"Not that anybody knows of. Don't expect her to be here to gass with you every time, do ye?"
"Well, I wouldn't mind," replied Claude. He was too keen not to see his chance. "In fact, I'd like to have her with me all the time, Mrs. Kennedy," he said, with engaging frankness.
"Well, you can't have her," the mother replied ungraciously.
"What's the matter with me?"
"Oh, I like you well enough, but 'Cindy'd be a big fool to marry a man without a roof to cover his head."

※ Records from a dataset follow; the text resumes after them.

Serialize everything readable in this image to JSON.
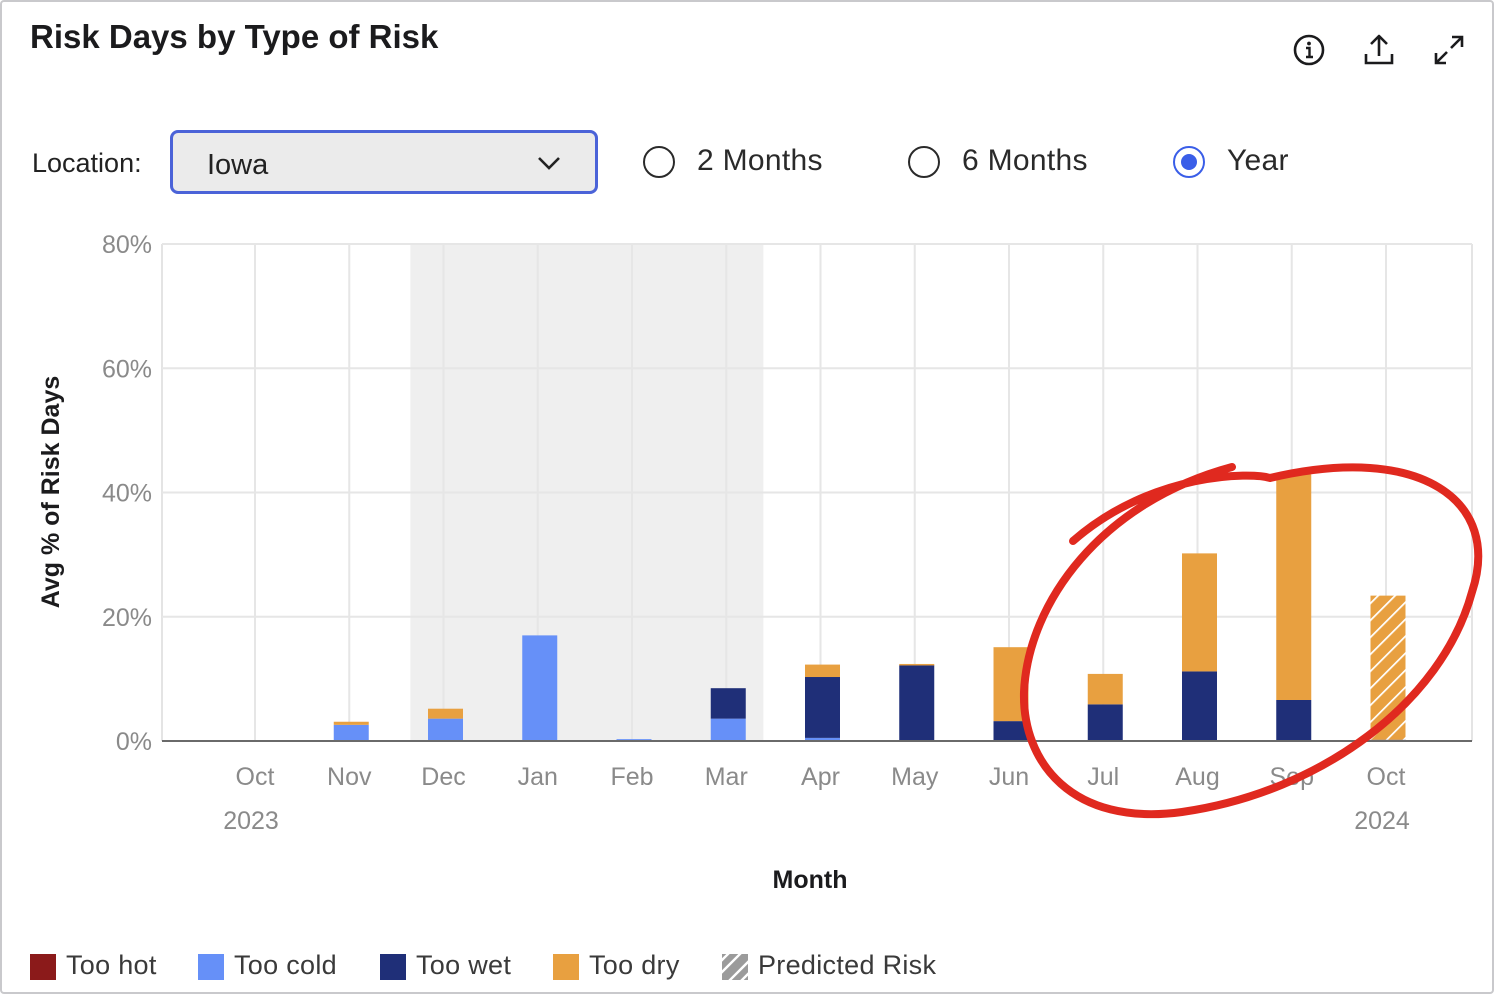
{
  "title": "Risk Days by Type of Risk",
  "header_icons": [
    "info-icon",
    "export-icon",
    "expand-icon"
  ],
  "location": {
    "label": "Location:",
    "value": "Iowa"
  },
  "ranges": [
    {
      "label": "2 Months",
      "selected": false
    },
    {
      "label": "6 Months",
      "selected": false
    },
    {
      "label": "Year",
      "selected": true
    }
  ],
  "colors": {
    "too_hot": "#8b1a1a",
    "too_cold": "#6690f8",
    "too_wet": "#1f2f78",
    "too_dry": "#e8a040",
    "predicted": "#9b9b9b",
    "shade": "#efefef",
    "annotation": "#e0291f"
  },
  "legend": [
    {
      "label": "Too hot",
      "key": "too_hot"
    },
    {
      "label": "Too cold",
      "key": "too_cold"
    },
    {
      "label": "Too wet",
      "key": "too_wet"
    },
    {
      "label": "Too dry",
      "key": "too_dry"
    },
    {
      "label": "Predicted Risk",
      "key": "predicted"
    }
  ],
  "chart_data": {
    "type": "bar",
    "stacked": true,
    "xlabel": "Month",
    "ylabel": "Avg % of Risk Days",
    "yticks": [
      "0%",
      "20%",
      "40%",
      "60%",
      "80%"
    ],
    "ylim": [
      0,
      80
    ],
    "grid": true,
    "shaded_range": [
      "Dec",
      "Mar"
    ],
    "categories": [
      "Oct",
      "Nov",
      "Dec",
      "Jan",
      "Feb",
      "Mar",
      "Apr",
      "May",
      "Jun",
      "Jul",
      "Aug",
      "Sep",
      "Oct"
    ],
    "year_labels": [
      {
        "index": 0,
        "label": "2023"
      },
      {
        "index": 12,
        "label": "2024"
      }
    ],
    "series": [
      {
        "name": "Too hot",
        "key": "too_hot",
        "values": [
          0,
          0,
          0,
          0,
          0,
          0,
          0,
          0,
          0,
          0,
          0,
          0,
          0
        ]
      },
      {
        "name": "Too cold",
        "key": "too_cold",
        "values": [
          0,
          2.6,
          3.6,
          17,
          0.3,
          3.6,
          0.5,
          0,
          0,
          0,
          0,
          0,
          0
        ]
      },
      {
        "name": "Too wet",
        "key": "too_wet",
        "values": [
          0,
          0,
          0,
          0,
          0,
          4.9,
          9.8,
          12.2,
          3.2,
          5.9,
          11.2,
          6.6,
          0.2
        ]
      },
      {
        "name": "Too dry",
        "key": "too_dry",
        "values": [
          0,
          0.5,
          1.6,
          0,
          0,
          0,
          2.0,
          0.2,
          11.9,
          4.9,
          19.0,
          36.3,
          23.2
        ]
      }
    ],
    "predicted": [
      false,
      false,
      false,
      false,
      false,
      false,
      false,
      false,
      false,
      false,
      false,
      false,
      true
    ],
    "legend_position": "bottom-left",
    "annotation": "hand-drawn red circle around Jul–Oct bars"
  }
}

"That's where you take your inning, sure," Claude replied. "I'm not much better than a hired hand. Well, now, see here, I'm going to make a strike one of these days, and then—look out for me! You don't know but what I've invested in a gold mine. I may be a Dutch lord in disguise. Better not be brash."
Mrs. Kennedy's sourness could not stand against such sweetness and drollery. She smiled in wry fashion. "You'd better be moving, or you'll be late."
"Sure enough. If I only had you for a mother-in-law—that's why I'm so poor. Nobody to keep me moving. If I had some one to do the talking for me, I'd work." He grinned broadly and drove out.
His irritation led him to say some things to Nina which he would not have thought of saying the day before. She had been working in the field, and had dropped her hoe to see him.
"Say, Nina, I wouldn't work outdoors such a day as this if I was you. I'd tell the old man to go to thunder, and I'd go in and wash up and look decent. Yankee women don't do that kind of work, and your old dad's rich; no use of your sweatin' around a corn-field with a hoe in your hands. I don't like to see a woman goin' round without stockin's, and her hands all chapped and calloused. It ain't accordin' to Hoyle. No, sir! I wouldn't stand it. I'd serve an injunction on the old man right now."